Le tribunal correctionnel de Béziers a condamné, ce jeudi 21 mai, un détenu algérien de 22 ans à une peine d'un an et demi de prison supplémentaire pour avoir violemment insulté et menacé de mort un surveillant pénitentiaire de la prison de Béziers. Les faits remontent au 23 mars dernier, lorsque le détenu a proféré des propos particulièrement graves à l'encontre de l'agent.
Des insultes et menaces d'une rare violence
Lors de l'audience de comparution immédiate, la présidente du tribunal a lu les propos tenus par le prévenu : "Sale harki, sale fils de pute, tu as trahi ton pays l'Algérie et tu suces la France. J'espère que tu auras un accident de la route et qu'un camion va t'écraser, je vais te brûler vivant." Ces insultes et menaces de mort ont été proférées après que le détenu a tenté de forcer le passage entre trois surveillants lors d'une sortie vers une promenade. Il a ensuite été réintégré de force dans sa cellule, où il a commencé à inonder la pièce en ouvrant l'eau, ce qui a nécessité la coupure de l'eau et de l'électricité.
Le détenu nie les faits malgré les preuves
Depuis le box des prévenus, le jeune homme a nié en bloc les accusations, affirmant : "J'ai une bonne mémoire, nette, je n'ai jamais parlé à ce surveillant ni je l'ai insulté." Pourtant, il avait initialement reconnu les faits lors du rapport d'incident, son 39e depuis son incarcération au centre pénitentiaire du Gasquinoy. Le surveillant victime, présent au tribunal en tant que partie civile, a confirmé les faits et décrit l'impact psychologique subi : "J'ai continué à travailler après l'incident, mais je n'étais pas bien mentalement. Ça m'a fait remonter de très mauvais souvenirs par rapport à mon père. J'ai été en arrêt maladie, je ne dormais plus, je n'avais plus d'appétit. J'ai repris le travail mais je continue à ressasser tout ça, car ce sont des propos forts et violents."

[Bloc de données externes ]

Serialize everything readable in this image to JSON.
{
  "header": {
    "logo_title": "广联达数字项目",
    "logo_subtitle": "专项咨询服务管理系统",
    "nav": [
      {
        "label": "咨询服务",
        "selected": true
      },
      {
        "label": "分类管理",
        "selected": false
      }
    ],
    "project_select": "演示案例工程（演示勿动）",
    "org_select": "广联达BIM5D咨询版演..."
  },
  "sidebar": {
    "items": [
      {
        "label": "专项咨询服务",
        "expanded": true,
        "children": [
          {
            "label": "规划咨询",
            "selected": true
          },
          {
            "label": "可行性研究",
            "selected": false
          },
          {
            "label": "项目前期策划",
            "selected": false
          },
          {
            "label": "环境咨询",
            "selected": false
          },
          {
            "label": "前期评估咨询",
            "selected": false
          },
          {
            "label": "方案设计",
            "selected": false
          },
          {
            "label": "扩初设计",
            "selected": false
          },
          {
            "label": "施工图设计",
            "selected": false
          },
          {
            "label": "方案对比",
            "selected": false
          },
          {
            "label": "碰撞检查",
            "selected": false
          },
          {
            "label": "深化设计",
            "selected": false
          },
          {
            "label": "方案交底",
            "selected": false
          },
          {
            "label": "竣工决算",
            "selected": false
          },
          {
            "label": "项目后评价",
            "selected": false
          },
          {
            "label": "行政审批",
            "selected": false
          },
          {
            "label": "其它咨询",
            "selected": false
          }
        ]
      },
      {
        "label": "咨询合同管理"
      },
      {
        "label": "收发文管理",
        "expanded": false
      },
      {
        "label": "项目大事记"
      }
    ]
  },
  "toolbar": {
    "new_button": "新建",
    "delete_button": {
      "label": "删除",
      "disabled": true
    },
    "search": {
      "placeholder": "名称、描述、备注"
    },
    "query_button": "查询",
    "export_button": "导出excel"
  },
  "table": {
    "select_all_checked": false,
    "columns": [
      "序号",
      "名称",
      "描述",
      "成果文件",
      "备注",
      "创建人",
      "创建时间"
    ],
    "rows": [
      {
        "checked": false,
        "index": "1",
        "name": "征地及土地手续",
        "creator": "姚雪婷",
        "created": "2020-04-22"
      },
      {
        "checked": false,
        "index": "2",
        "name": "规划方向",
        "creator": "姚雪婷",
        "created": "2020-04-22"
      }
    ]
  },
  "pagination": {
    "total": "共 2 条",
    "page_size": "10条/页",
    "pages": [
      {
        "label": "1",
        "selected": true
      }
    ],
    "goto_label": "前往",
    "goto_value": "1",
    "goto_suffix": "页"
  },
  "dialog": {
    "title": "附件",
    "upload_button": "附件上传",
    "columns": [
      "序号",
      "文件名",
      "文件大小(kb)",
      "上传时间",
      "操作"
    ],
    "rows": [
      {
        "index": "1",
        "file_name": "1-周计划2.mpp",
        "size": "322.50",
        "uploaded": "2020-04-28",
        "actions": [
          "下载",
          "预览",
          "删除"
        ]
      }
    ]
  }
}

Des réquisitions fermes du parquet
Le représentant du ministère public a adopté une position très ferme, conformément à la politique du parquet de Béziers de ne laisser aucun incident pourrir la vie carcérale. Il a rappelé que le détenu compte 13 condamnations sur son casier judiciaire, dont une pour des faits similaires. "Avec la récidive, vous encourez 14 ans de prison, c'est dire comment le législateur n'accepte pas ce genre de comportement", a-t-il déclaré. S'adressant directement à la victime, il a ajouté : "Nous, nous sommes fiers de ce que vous êtes en tant qu'agent et en tant qu'homme monsieur. Vous avez été victime d'une violence inadmissible et nous sommes le seul rempart contre ça. Il faut une peine importante pour que vous vous sentiez soutenu par la justice, que vous retrouviez votre dignité."
La défense tente de minimiser
Me Cécile Nebot, avocate du détenu, a plaidé la relaxe en tentant de s'appuyer sur la parole de son client. "Je demande la relaxe car on peut respecter la parole de cet homme qui vous dit qu'il n'a jamais insulté ce surveillant. Il ne voulait pas d'avocat tellement il pense n'avoir rien fait." Malgré ses efforts, les juges ont suivi les réquisitions du parquet, prononçant une peine d'un an et demi de prison ainsi qu'une interdiction définitive du territoire français. À l'énoncé du verdict, le détenu s'est exclamé : "Je vais me suicider en me tapant la tête contre le mur !" avant d'être reconduit vers la prison de Béziers.